13 novembro 2005

Passe bem.

Um homem fecha a porta atrás de si, trêmulo, enfim em casa. Se despe das calças e deposita seu peso sobre uma filha que espera nua e calada, como ele mandou de manhãzinha antes de sair, enquanto lhe lambia o pescoço e jurava que a encontraria e a mataria se não estivesse ali ao entardecer, nua e sem se enxugar, após um banho frio com o sabonete que ele escolhera. Ela recebe o baque entre as pernas e a boca sobre os seios, tombando o rosto numa careta cheia de uma dor sem nome. Uma filha que morreu há anos e que é só dor e ódio por dentro... Ele termina afinal, urrando e gotejando suor; ele que havia prometido, mas começou de novo, primeiro uma vez, me perdoe, não vai acontecer de novo, depois outra e outra, sem mais se desculpar, e ela esperou todos estes dias até que ele voltasse, como se espera uma maldição desejada, para que fosse acumulada sobre ele a culpa que lhe daria a coragem necessária.

Então deixava que ele a penetrasse e derramasse dentro dela o ódio que o mataria. Porque ela o mataria. Viveria somente para isso e o mataria. Cortaria-lhe os testículos, primeiro um, depois o outro, e o obrigaria a mastigá-los. Depois se mataria. Mas até lá, era preciso aceitá-lo dentro de si, para que seu ódio se renovasse e se convertesse na coragem sem a qual talvez lhe desse um tiro na cabeça, por misericórdia (não deveria haver misericórdia), não queria que o tempo e o cansaço, o desejo de ser curada, lhe amolecessem o coração com algum tipo de piedade (não deveria haver piedade).

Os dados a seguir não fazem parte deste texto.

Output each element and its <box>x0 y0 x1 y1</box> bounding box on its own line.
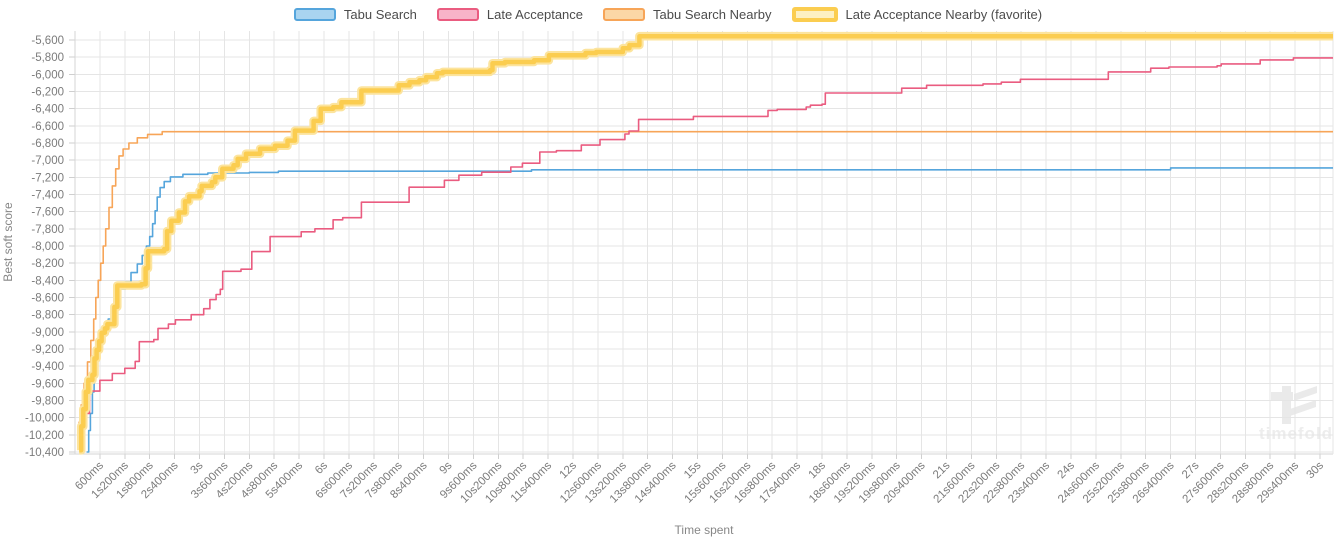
x-axis-title: Time spent <box>675 523 735 537</box>
legend-swatch <box>603 8 646 21</box>
legend-item-tabu-search[interactable]: Tabu Search <box>293 7 417 22</box>
y-tick-label: -8,000 <box>31 241 64 253</box>
y-tick-label: -5,600 <box>31 35 64 47</box>
y-tick-label: -10,200 <box>25 430 64 442</box>
legend-item-late-acceptance[interactable]: Late Acceptance <box>436 7 584 22</box>
timefold-logo-icon <box>1271 386 1317 424</box>
series-lines <box>76 31 1333 455</box>
y-tick-label: -6,400 <box>31 104 64 116</box>
timefold-watermark: timefold <box>1259 386 1332 443</box>
gridlines <box>69 31 1334 459</box>
y-tick-label: -7,600 <box>31 207 64 219</box>
y-tick-label: -5,800 <box>31 52 64 64</box>
x-tick-label: 6s <box>313 459 330 476</box>
x-tick-label: 9s <box>438 459 455 476</box>
y-tick-label: -8,600 <box>31 293 64 305</box>
y-tick-label: -7,200 <box>31 172 64 184</box>
y-tick-label: -9,200 <box>31 344 64 356</box>
y-tick-label: -7,000 <box>31 155 64 167</box>
x-tick-label: 30s <box>1305 459 1327 481</box>
legend-label: Tabu Search Nearby <box>653 7 772 22</box>
y-tick-label: -7,800 <box>31 224 64 236</box>
y-tick-label: -8,400 <box>31 275 64 287</box>
y-tick-label: -6,800 <box>31 138 64 150</box>
series-line-late-acceptance <box>80 57 1333 449</box>
y-tick-label: -9,800 <box>31 396 64 408</box>
series-halo-late-acceptance-nearby-favorite <box>76 31 1333 455</box>
y-tick-label: -9,400 <box>31 361 64 373</box>
y-tick-label: -8,800 <box>31 310 64 322</box>
legend-item-late-acceptance-nearby-favorite[interactable]: Late Acceptance Nearby (favorite) <box>791 7 1043 22</box>
y-tick-label: -10,400 <box>25 447 64 459</box>
x-tick-label: 3s <box>189 459 206 476</box>
legend-label: Late Acceptance Nearby (favorite) <box>845 7 1043 22</box>
y-axis-title: Best soft score <box>1 202 15 282</box>
legend-label: Tabu Search <box>343 7 417 22</box>
y-tick-label: -9,600 <box>31 378 64 390</box>
y-tick-label: -9,000 <box>31 327 64 339</box>
y-tick-label: -6,200 <box>31 87 64 99</box>
y-tick-label: -6,600 <box>31 121 64 133</box>
y-tick-label: -7,400 <box>31 190 64 202</box>
legend-swatch <box>293 8 336 21</box>
legend-swatch <box>791 7 838 22</box>
legend-item-tabu-search-nearby[interactable]: Tabu Search Nearby <box>603 7 772 22</box>
y-tick-label: -6,000 <box>31 69 64 81</box>
legend-swatch <box>436 8 479 21</box>
series-line-late-acceptance-nearby-favorite <box>78 33 1333 453</box>
chart-legend: Tabu Search Late Acceptance Tabu Search Ne… <box>0 7 1336 22</box>
y-tick-label: -10,000 <box>25 413 64 425</box>
y-tick-label: -8,200 <box>31 258 64 270</box>
legend-label: Late Acceptance <box>486 7 584 22</box>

Ele se levanta, um sorriso confuso nos lábios, balbuciando coisas ininteligíveis (ele que também se odeia e que também quer morrer) enquanto ela se senta e, olha para o próprio sexo. Se levantar, se lavar e dormir. Precisa acordar cedo amanhã como a balconista competente que é. Bom dia senhora!, são quatro e cinqüenta, seu troco, obrigado senhor, passe bem.

06 novembro 2005

Acima de tudo, hoje, quero que a violência me dê um tempo pra respirar. Apenas o bastante para me livrar do gosto das palavras que mesmo odiando espalhei pelo ar... ou para perdoar minhas mãos por todo carinho contido. Olhos secos e um coração duro, sem auto-comiserações. Há um longo caminho que o amor tem que fazer até chegar às mãos. É esse caminho que não paro de investigar em mim. De quanto amor minhas mãos são capazes? É o que não paro de perguntar. Amor e mãos eu tenho.

04 novembro 2005

ultimo fragmento


Ana, quando eu a conheci, era uma menina que tinha lá suas reservas de ternura, tinha lá sua sensibilidade olfativa, pelo menos ao cheiro de merda que ela conhecia bem. Queria, como eu, se salvar. De si mesma e do absurdo de uma vida que ela se sabia completamente incapaz de amar. Mas no fim se tornou não mais que um feixe de raivas desordenadas. Tudo de um mal gosto imperdoável. Tinha um ponto fraco: a certa altura estava sempre querendo foder alguém, mas não sabia fazer isso sem se denunciar. Se ela te amarrasse numa cadeira e te espancasse com um taco de beisebol até a morte, ainda assim você poderia notar, sem grande esforço, o medo a lhe saltar de cada poro. E não era só medo, mas vergonha também. E aquele cansaço, aquela porra de olhar sempre entreaberto.


Pronto pessoas. Vou ver o que faço com o resto dessa tentativa de conto. Se o reformular publico aqui.

03 novembro 2005

Quieto meu filho, é só a noite lá fora.

01 novembro 2005

mais um

Vou acabar publicando o conto inteiro assim rs... bem, taí.

Foi Ana quem me ensinou a suportar todos os nojos do mundo, tudo de sujo que se faz sob as narinas de Deus. Dizia: "um espelho e um pouco de bom senso aplaca qualquer indignação". Obviamente ela não conseguia viver de acordo com esse princípio, mas acabava sempre se perdoando. É inegável que conseguimos cultivar a maior parte da intimidade que havia entre nós através desse exercício de sistematizar a percepção dos fragmentos que captávamos um do outro num todo arbitrário que nos propiciava certa calma.

Agora, diante do computador, me pego repetindo a mesma pergunta que já fiz tantas vezes: o que ela está tentando fazer a cada vez que me escreve, após longos intervalos, com este tom que pressupõe uma enorme e jamais perdida intimidade? Ana está tentando salvar alguma coisa, isso eu já entendi. Mas o quê exatamente? Não pode ser o amor, obviamente. Não pode ser.